Par ailleurs, je conteste la présentation d'un spectacle de Benedetto faite par son ami Léonardini. Pour rétablir l'équilibre je donne ici un autre article de mes archives où je me retrouve totalement d'accord avec Léonardi. JPD
Saint Jean Bouche d’or
Avignon l’été souffre d’une indigestion de théâtre, tandis que c’est la morte saison onze mois de l’année. Trois compagnies à demeure maintiennent la flamme : celles de Gélas, Timar, Benedetto.
Le petit théâtre des carmes vient d’être repeint. Celui qui l’anime réussit le tour de force d’être avec lui-même constant, au fil des transformations successives.

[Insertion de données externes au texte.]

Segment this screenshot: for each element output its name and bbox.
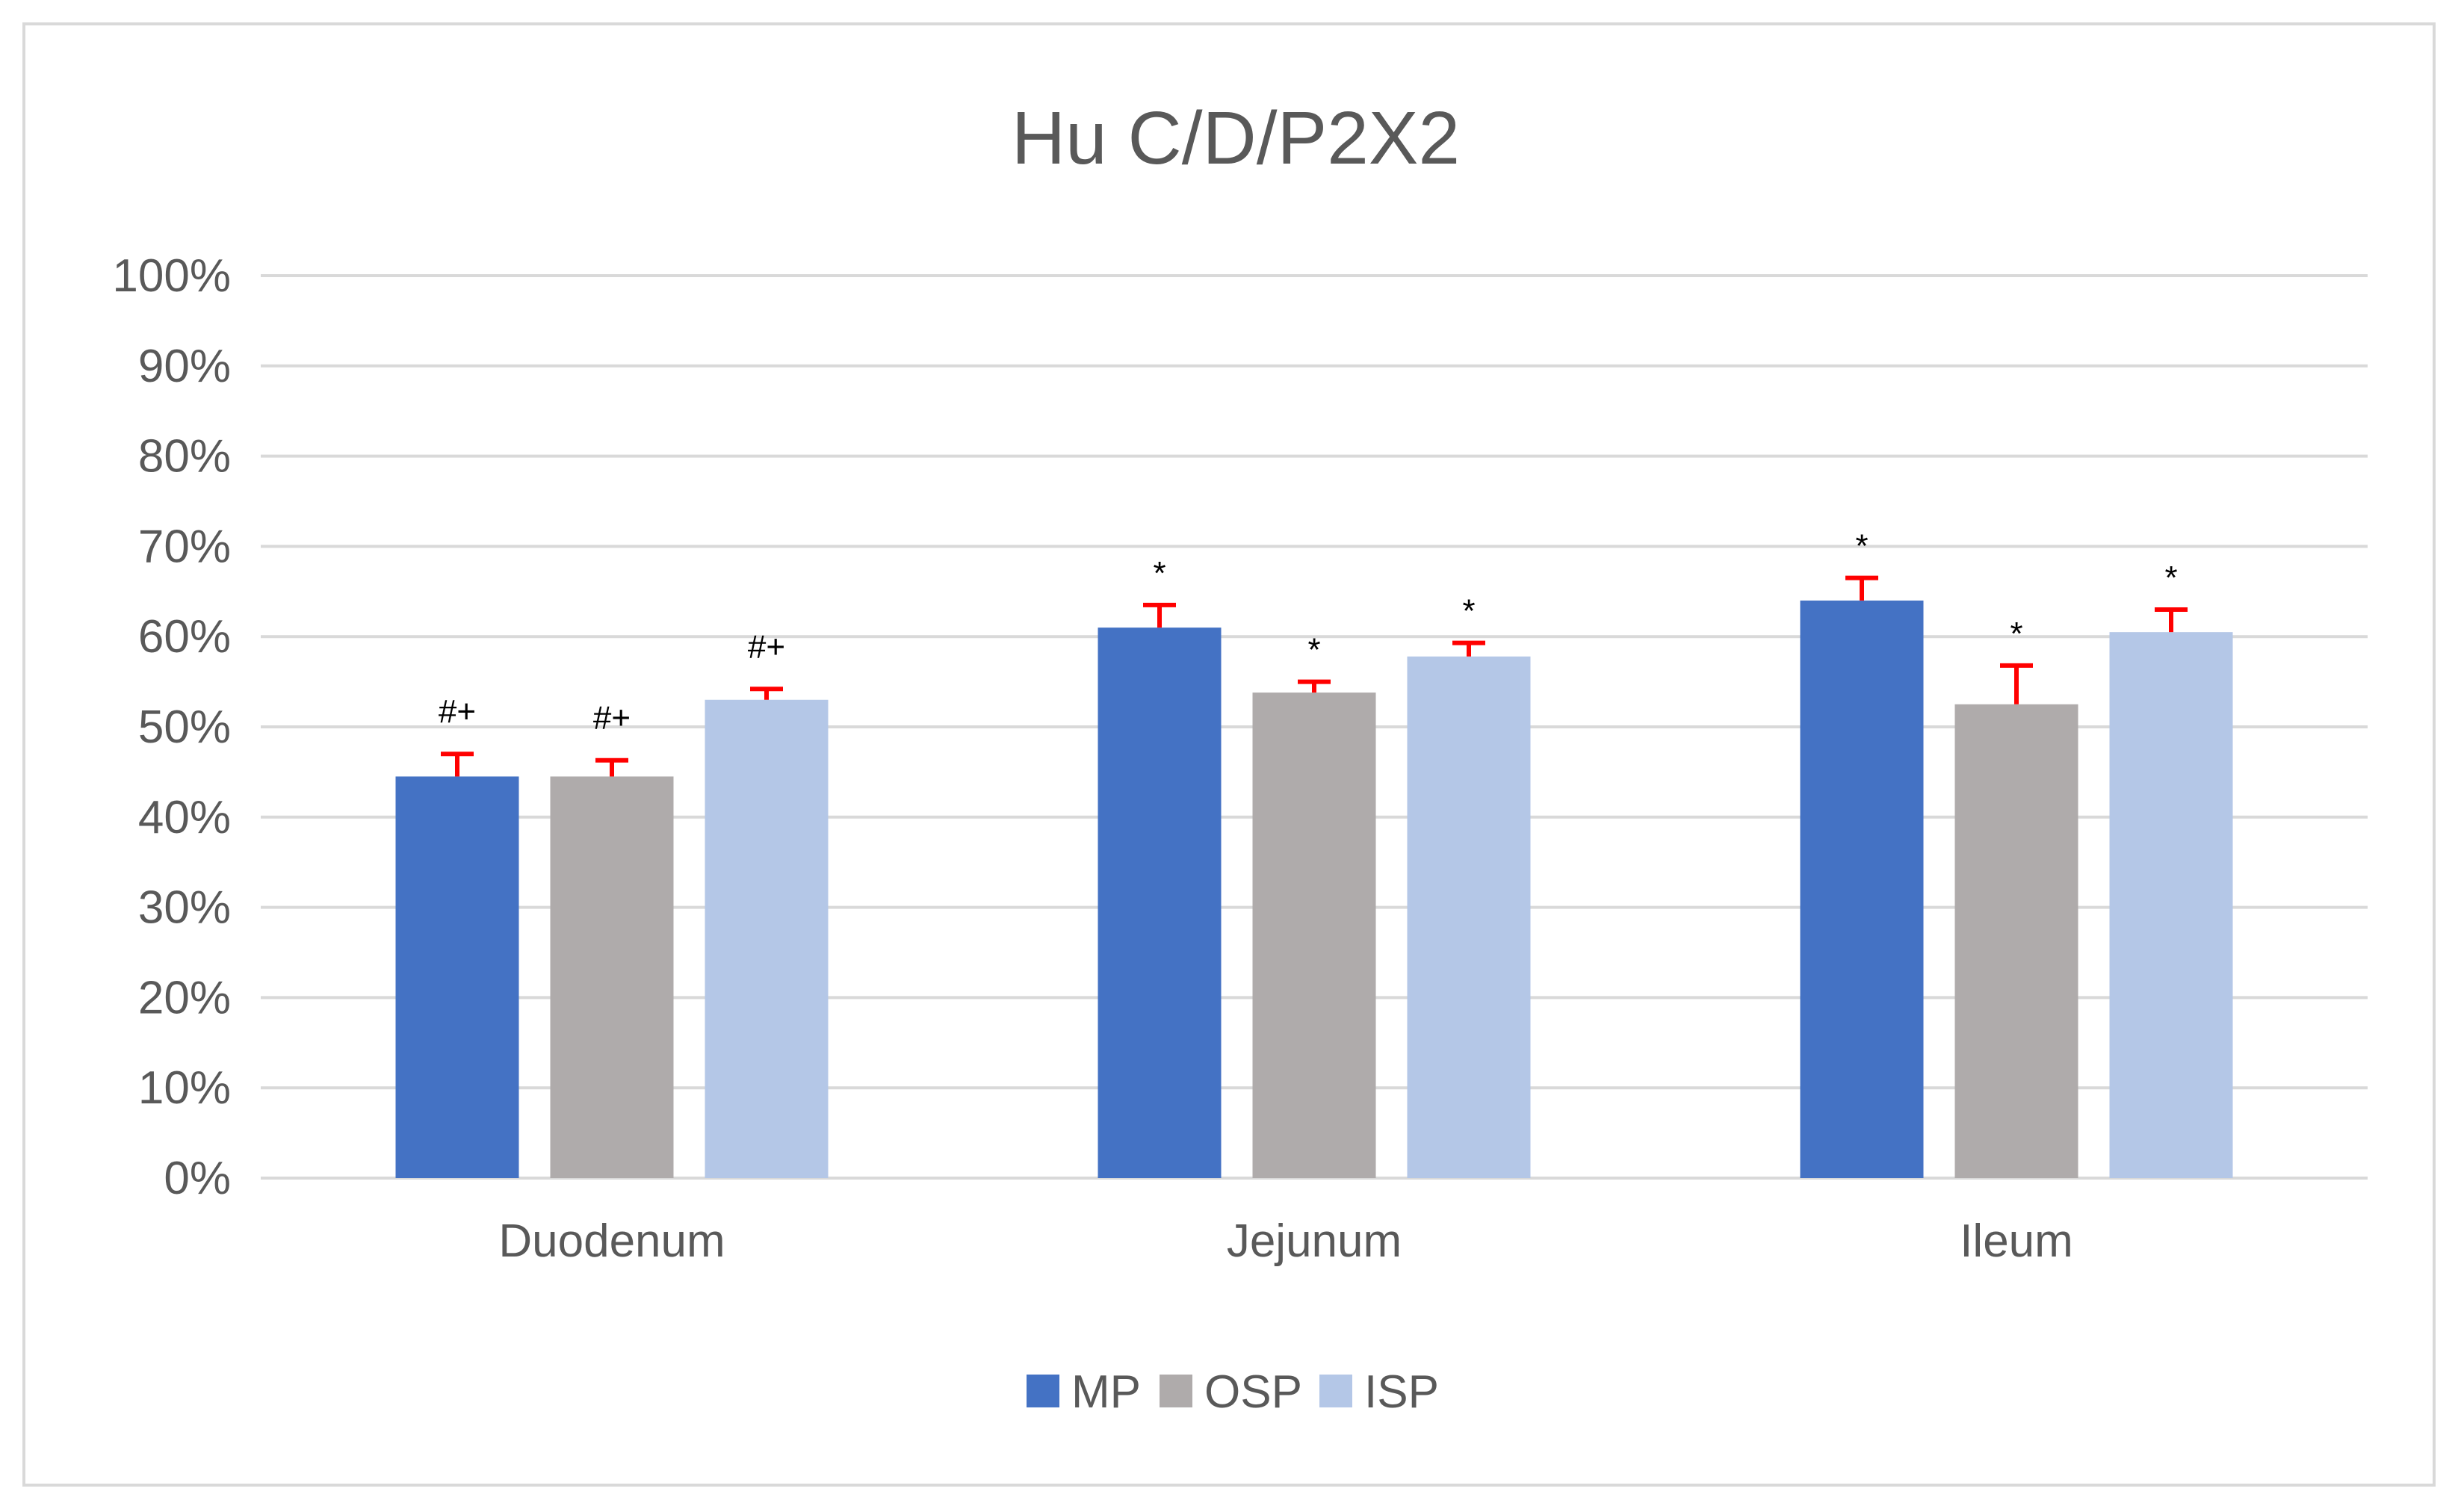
y-tick-label: 10% bbox=[138, 1062, 231, 1114]
bar-mp-duodenum bbox=[395, 776, 519, 1178]
significance-annotation: * bbox=[1462, 593, 1475, 630]
significance-annotation: #+ bbox=[748, 628, 785, 665]
bar-isp-jejunum bbox=[1407, 656, 1531, 1178]
category-labels: Duodenum Jejunum Ileum bbox=[498, 1215, 2072, 1267]
significance-annotation: * bbox=[1307, 632, 1320, 669]
y-tick-label: 50% bbox=[138, 701, 231, 753]
category-label: Duodenum bbox=[498, 1215, 725, 1267]
significance-annotation: #+ bbox=[439, 693, 476, 730]
significance-annotation: * bbox=[1855, 528, 1868, 565]
y-tick-label: 70% bbox=[138, 521, 231, 572]
y-tick-label: 80% bbox=[138, 431, 231, 483]
significance-annotation: * bbox=[2164, 560, 2177, 596]
chart-title: Hu C/D/P2X2 bbox=[1012, 96, 1460, 180]
legend-label-osp: OSP bbox=[1204, 1366, 1302, 1418]
y-tick-label: 60% bbox=[138, 611, 231, 663]
significance-annotation: * bbox=[2010, 616, 2022, 652]
y-tick-label: 0% bbox=[164, 1153, 231, 1204]
legend-swatch-isp bbox=[1319, 1375, 1352, 1407]
bar-mp-ileum bbox=[1800, 600, 1924, 1178]
y-axis-ticks: 0% 10% 20% 30% 40% 50% 60% 70% 80% 90% 100% bbox=[112, 250, 231, 1204]
bars bbox=[395, 600, 2233, 1178]
y-tick-label: 40% bbox=[138, 792, 231, 843]
category-label: Ileum bbox=[1960, 1215, 2073, 1267]
y-tick-label: 100% bbox=[112, 250, 231, 302]
legend-swatch-osp bbox=[1160, 1375, 1192, 1407]
category-label: Jejunum bbox=[1227, 1215, 1402, 1267]
annotations: #+ #+ #+ * * * * * * bbox=[439, 528, 2178, 737]
bar-isp-ileum bbox=[2109, 632, 2233, 1178]
bar-isp-duodenum bbox=[705, 699, 829, 1178]
bar-osp-jejunum bbox=[1252, 693, 1376, 1178]
y-tick-label: 90% bbox=[138, 341, 231, 392]
legend-swatch-mp bbox=[1027, 1375, 1059, 1407]
bar-osp-ileum bbox=[1954, 704, 2078, 1178]
legend-label-isp: ISP bbox=[1364, 1366, 1439, 1418]
bar-mp-jejunum bbox=[1098, 628, 1222, 1178]
significance-annotation: * bbox=[1153, 555, 1166, 592]
significance-annotation: #+ bbox=[593, 700, 631, 737]
chart-svg: 0%10%20%30%40%50%60%70%80%90%100% #+ #+#+… bbox=[112, 96, 2368, 1418]
bar-osp-duodenum bbox=[550, 776, 674, 1178]
legend-label-mp: MP bbox=[1071, 1366, 1141, 1418]
error-bars bbox=[441, 575, 2188, 777]
chart-frame: 0% 10% 20% 30% 40% 50% 60% 70% 80% 90% 100% #+ #+ #+… bbox=[22, 22, 2436, 1487]
y-tick-label: 20% bbox=[138, 972, 231, 1023]
legend: MP OSP ISP bbox=[1027, 1366, 1439, 1418]
y-tick-label: 30% bbox=[138, 882, 231, 934]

Ainsi la mode, par définition versatile, vient lécher les pieds de la minuscule citadelle des Carmes, mais l’occupant des lieux continue d’y faire entendre son chant civique singulier. Cette fois, il propose plusieurs coup de théâtre de midi à minuit, et notamment « Jaurès la voix » qu’il étrennait à Carmaux pour la fête en l’honneur du fondateur de L’Humanité.
C’est une parlerie, à la gloire de celui qui voulut faire un rempart de son corps devant l’Europe courant au massacre. Benedetto est centre, l’allure d’un gitan en dimanche (costume clair et pochette de mousseline rose). De sa bouche le texte coule, torrentueux, lyrique, chargé d’accents et d’aromates, puissamment évocateur de son modèle : le tribun aux inflexions tantôt douces et tantôt rocailleuses. Cela constitue un étonnant exercice de mimétisme imaginaire, une recréation de l’intérieur, une transfusion de sens permanente.
Autour de Benedetto, proférant, murmurant, profus de paroles, économe en gestes, volète ironiquement une musique de supermarché tandis que gravitent, en silence, ceux qui miment la vie et la mort du héros (1).
Est-il besoin de dire que la figure de Jaurès et l’évocation du « grain de sa voix » offrent encore à Benedetto l’occurrence d’un éloge de la méridionalité, voire de la latinité ? Ce verbe recréé charie donc un monde et son histoire, en ses inspirations les plus sensibles. Alors, grâce au poète, Jaurès redevient ce sain Jean Bouche d’or de la paix, dont la voix chère s’est tue sous le coup d’un assassin infâme. La guerre de 14 a commencé au Café du Croissant.
Jean-Pierre Léonardini L’Humanité 26 juillet 1984
(1) Claude Djian, Sophie Calimache, Charlotte Chamoux, Véronique Decours, Madeleine Ravel, Frédéric Vouland, Michel Laurent, Jean-Luc Parent.